Hannibal: Thursdays 10p.m. NBC
In a year where killers are in mid-season vogue (Cult, The Following, Bates Motel), it would only make sense that one network would take on one of the silver screen’s most genial killers of all time: Hannibal Lecter. This has potential to be a huge risk, however, as Anthony Hopkins’ turn as Lecter in Silence of the Lambs remains one of the most iconic performances in cinema history. Add in the fact that NBC’s last 10pm Thursday offering remains one of the most abysmal offerings of a show this season (Do Not Harm) and we suddenly see one of the most high-risk, high-reward scenarios in a time slot that has held some very lauded offerings (Hill Street Blues, L.A. Law, ER).
Hannibal follows a much younger Lecter than we are used to as the show takes us back to the origins of Lecter as a killer. When criminal profiler Will Graham (Hugh Dancy) consults Lecter (Mads Mikkelsen) in order to track down a criminal whose head he can’t get into, it looks like the beginning of a beautiful partnership. They are surrounded by a veteran cast including Lawrence Fishburne as Dr. Jack Crawford, whom doesn’t always agree with Graham’s methods.

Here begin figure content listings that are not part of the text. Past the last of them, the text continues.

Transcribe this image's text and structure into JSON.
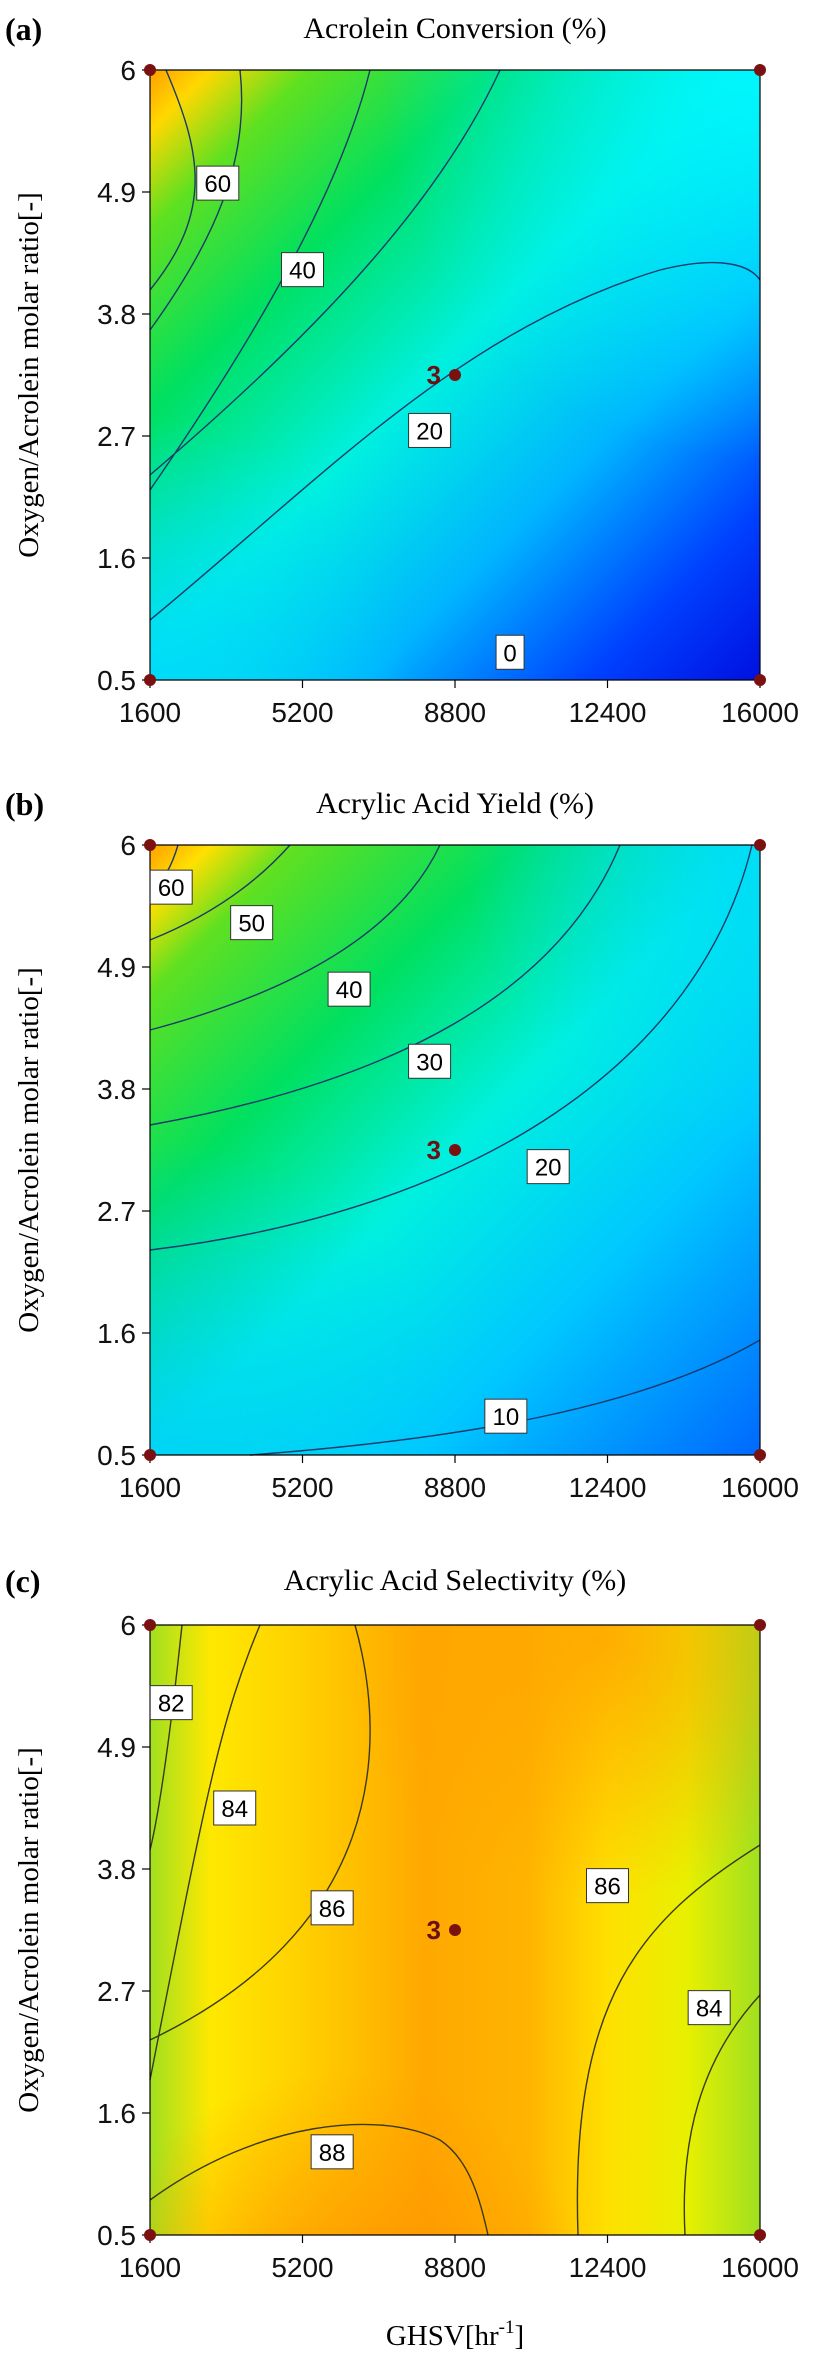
{
  "figure": {
    "xlabel": "GHSV[hr",
    "xlabel_sup": "-1",
    "xlabel_tail": "]"
  },
  "chart_data": [
    {
      "type": "contour",
      "panel_label": "(a)",
      "title": "Acrolein Conversion (%)",
      "ylabel": "Oxygen/Acrolein molar ratio[-]",
      "xlabel": "",
      "xlim": [
        1600,
        16000
      ],
      "ylim": [
        0.5,
        6
      ],
      "x_ticks": [
        "1600",
        "5200",
        "8800",
        "12400",
        "16000"
      ],
      "y_ticks": [
        "0.5",
        "1.6",
        "2.7",
        "3.8",
        "4.9",
        "6"
      ],
      "colors": {
        "min": "#0010e0",
        "low": "#00b4ff",
        "mid_low": "#00f0e0",
        "mid": "#00e060",
        "mid_high": "#60e020",
        "high": "#ffa000"
      },
      "contour_levels": [
        {
          "label": "60",
          "label_at": [
            3200,
            4.98
          ]
        },
        {
          "label": "40",
          "label_at": [
            5200,
            4.2
          ]
        },
        {
          "label": "20",
          "label_at": [
            8200,
            2.75
          ]
        },
        {
          "label": "0",
          "label_at": [
            10100,
            0.75
          ]
        }
      ],
      "design_points": [
        [
          1600,
          0.5
        ],
        [
          1600,
          6
        ],
        [
          16000,
          0.5
        ],
        [
          16000,
          6
        ]
      ],
      "center_point": {
        "x": 8800,
        "y": 3.25,
        "label": "3"
      }
    },
    {
      "type": "contour",
      "panel_label": "(b)",
      "title": "Acrylic Acid Yield (%)",
      "ylabel": "Oxygen/Acrolein molar ratio[-]",
      "xlabel": "",
      "xlim": [
        1600,
        16000
      ],
      "ylim": [
        0.5,
        6
      ],
      "x_ticks": [
        "1600",
        "5200",
        "8800",
        "12400",
        "16000"
      ],
      "y_ticks": [
        "0.5",
        "1.6",
        "2.7",
        "3.8",
        "4.9",
        "6"
      ],
      "colors": {
        "min": "#0070ff",
        "low": "#00c8ff",
        "mid_low": "#00f0e0",
        "mid": "#00e060",
        "mid_high": "#60e020",
        "high": "#ffa000"
      },
      "contour_levels": [
        {
          "label": "60",
          "label_at": [
            2100,
            5.62
          ]
        },
        {
          "label": "50",
          "label_at": [
            4000,
            5.3
          ]
        },
        {
          "label": "40",
          "label_at": [
            6300,
            4.7
          ]
        },
        {
          "label": "30",
          "label_at": [
            8200,
            4.05
          ]
        },
        {
          "label": "20",
          "label_at": [
            11000,
            3.1
          ]
        },
        {
          "label": "10",
          "label_at": [
            10000,
            0.85
          ]
        }
      ],
      "design_points": [
        [
          1600,
          0.5
        ],
        [
          1600,
          6
        ],
        [
          16000,
          0.5
        ],
        [
          16000,
          6
        ]
      ],
      "center_point": {
        "x": 8800,
        "y": 3.25,
        "label": "3"
      }
    },
    {
      "type": "contour",
      "panel_label": "(c)",
      "title": "Acrylic Acid Selectivity (%)",
      "ylabel": "Oxygen/Acrolein molar ratio[-]",
      "xlabel": "GHSV[hr-1]",
      "xlim": [
        1600,
        16000
      ],
      "ylim": [
        0.5,
        6
      ],
      "x_ticks": [
        "1600",
        "5200",
        "8800",
        "12400",
        "16000"
      ],
      "y_ticks": [
        "0.5",
        "1.6",
        "2.7",
        "3.8",
        "4.9",
        "6"
      ],
      "colors": {
        "green": "#a0e020",
        "yellow": "#ffe800",
        "orange_light": "#ffc000",
        "orange": "#ffa000",
        "orange_deep": "#ff8c00"
      },
      "contour_levels": [
        {
          "label": "82",
          "label_at": [
            2100,
            5.3
          ]
        },
        {
          "label": "84",
          "label_at": [
            3600,
            4.35
          ]
        },
        {
          "label": "86",
          "label_at": [
            5900,
            3.45
          ]
        },
        {
          "label": "88",
          "label_at": [
            5900,
            1.25
          ]
        },
        {
          "label": "86",
          "label_at": [
            12400,
            3.65
          ]
        },
        {
          "label": "84",
          "label_at": [
            14800,
            2.55
          ]
        }
      ],
      "design_points": [
        [
          1600,
          0.5
        ],
        [
          1600,
          6
        ],
        [
          16000,
          0.5
        ],
        [
          16000,
          6
        ]
      ],
      "center_point": {
        "x": 8800,
        "y": 3.25,
        "label": "3"
      }
    }
  ]
}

The premiere has Crawford going to Graham to chase down a serial killer whom murdered eight girls in the Minnesota area. When they struggle with the forensic details and Graham cannot get into this killer’s head (despite his pure empathy), Crawford recruits Lecter in order to get in the head of a cannibal (any guesses who this cannibal might be?). However, Graham views Lecter with suspicion due to the issues between himself and Crawford, while Lecter uses subterfuge to try and break Graham.
The first thing I noticed, and I think many people will notice, is how visually impressive the show looks. It has the best set of blood effects I’ve seen on a show this ilk, and the cinematography of both Will’s murder replays and his dream sequences never fail to impress. The show has a very cinematic feel to it in general, especially in terms of the camera work even in it’s more subtle instances, such as the dark silhouette-like introduction to our titular character.
In addition to the visual beauty of the show, the show is well acted. Hugh Dancy’s Will Graham perfectly displays the sort of anti-social (and tortured) personality that they have written for him without being excessively hammy. Mikkelsen’s Hannibal is friendly, a touch stern, and far enough removed from Hopkins’ portrayal that over time I could see one becoming comfortable with it as an alternative approach to the character, while portraying Lecter’s love of mind games and foreshadowing the monster to come. For me however, the biggest surprise was watching Scott Thompson (of Kids in the Hall fame) playing an understated and astute forensic pathologist.
The writing also feels tight in a number of ways. First and foremost, it was not afraid to take its’ time bringing Hannibal into the party, instead focusing the first half hour on Will Hughes, whom in and of himself is a gripping protagonist. Similarly, I appreciated that the writing showed small flashes of the cannibalistic killer we all know and love, including the standard issue Hannibal lectures, the emphasis on politeness, and the overall mastermind aspect we’ve come to expect from the character. The ending felt a little rushed to compensate for taking the time, but considering the way the episode resolved itself (I try to avoid spoilers wherever possible), it makes perfect sense in hindsight.
The Final Verdict: Hannibal just clicks. The show is visually vibrant, its’ characters are incredibly deep, and the show is not afraid to put spanners in the works to keep its’ characters from succeeding (for me one of the worst things about the forensic drama genre is when it becomes incredibly obvious that the criminal will always end up in cuffs at 55 past the hour). The show seems compelling as Hannibal will continue to find new ways to break Will, Will tries to shrug off Hannibal, and Crawford will be completely confused by both of them. My recommendation? Watch it.